Por tudo o que exposto fica acordamos em anular a Decisão Arbitral em recurso.
Custas pela Recorrida.

Porto, 2012-09-24
José Alfredo de Vasconcelos Soares de Oliveira
Ana Paula Vasques de Carvalho
Manuel José Caimoto Jácome
______________
Face ao acima escrito é possível elaborar o seguinte SUMÁRIO:
1 - Escrever, exclusivamente, para fundamentar a Decisão de Facto: “Atenta a posição assumida pelas partes nos seus articulados, os documentos juntos aos autos, a prova testemunhal produzida, e tudo o que foi possível apurar em Audiência de Julgamento, ficaram provados, apenas, os seguintes …” equivale a total ausência de fundamentação por falta de referência a um concreto meio de prova.
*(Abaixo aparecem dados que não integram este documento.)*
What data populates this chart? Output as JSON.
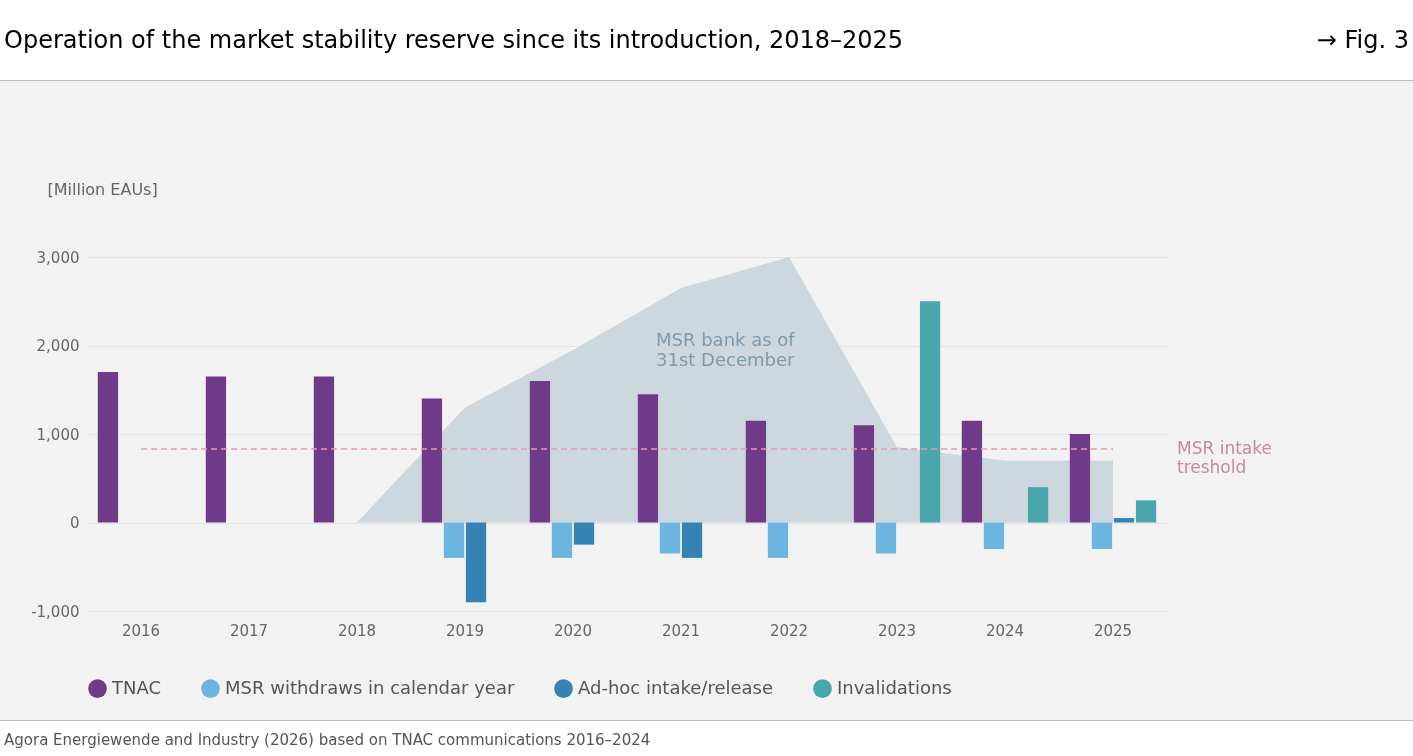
{
  "chart_data": {
    "type": "bar",
    "title": "Operation of the market stability reserve since its introduction, 2018–2025",
    "ylabel": "[Million EAUs]",
    "annotations": [
      "→ Fig. 3",
      "Agora Energiewende and Industry (2026) based on TNAC communications 2016–2024"
    ],
    "categories": [
      "2016",
      "2017",
      "2018",
      "2019",
      "2020",
      "2021",
      "2022",
      "2023",
      "2024",
      "2025"
    ],
    "series": [
      {
        "name": "MSR bank as of 31st December",
        "type": "area",
        "color": "#cdd8de",
        "values": [
          null,
          null,
          0,
          1300,
          1950,
          2650,
          3000,
          850,
          700,
          700
        ]
      },
      {
        "name": "TNAC",
        "color": "#6f3a87",
        "values": [
          1700,
          1650,
          1650,
          1400,
          1600,
          1450,
          1150,
          1100,
          1150,
          1000
        ]
      },
      {
        "name": "MSR withdraws in calendar year",
        "color": "#6bb5e0",
        "values": [
          0,
          0,
          0,
          -400,
          -400,
          -350,
          -400,
          -350,
          -300,
          -300
        ]
      },
      {
        "name": "Ad-hoc intake/release",
        "color": "#3483b4",
        "values": [
          0,
          0,
          0,
          -900,
          -250,
          -400,
          null,
          null,
          0,
          50
        ]
      },
      {
        "name": "Invalidations",
        "color": "#4aa6ad",
        "values": [
          null,
          null,
          null,
          null,
          null,
          null,
          null,
          2500,
          400,
          250
        ]
      }
    ],
    "ylim": [
      -1000,
      3000
    ],
    "yticks": [
      {
        "value": -1000,
        "label": "-1,000"
      },
      0,
      {
        "value": 1000,
        "label": "1,000"
      },
      {
        "value": 2000,
        "label": "2,000"
      },
      {
        "value": 3000,
        "label": "3,000"
      }
    ],
    "grid": "y",
    "legend": "bottom",
    "ref_lines": [
      {
        "axis": "y",
        "value": 830,
        "label": "MSR intake treshold",
        "color": "#e59ab5",
        "line_style": "dashed"
      }
    ]
  }
}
2 - Só a absoluta falta de fundamentação integrará o fundamento de anulação previsto nas disposições combinadas dos artigos 23º, 3, e 27º, 1, d), da LAV aprovada pela Lei n.º 31/86, de 29-8.
3 - O artigo 25º da LAV não permite que seja possível suprir esse vício através da repetição do julgamento, pois que já se esgotou o poder jurisdicional do Árbitro.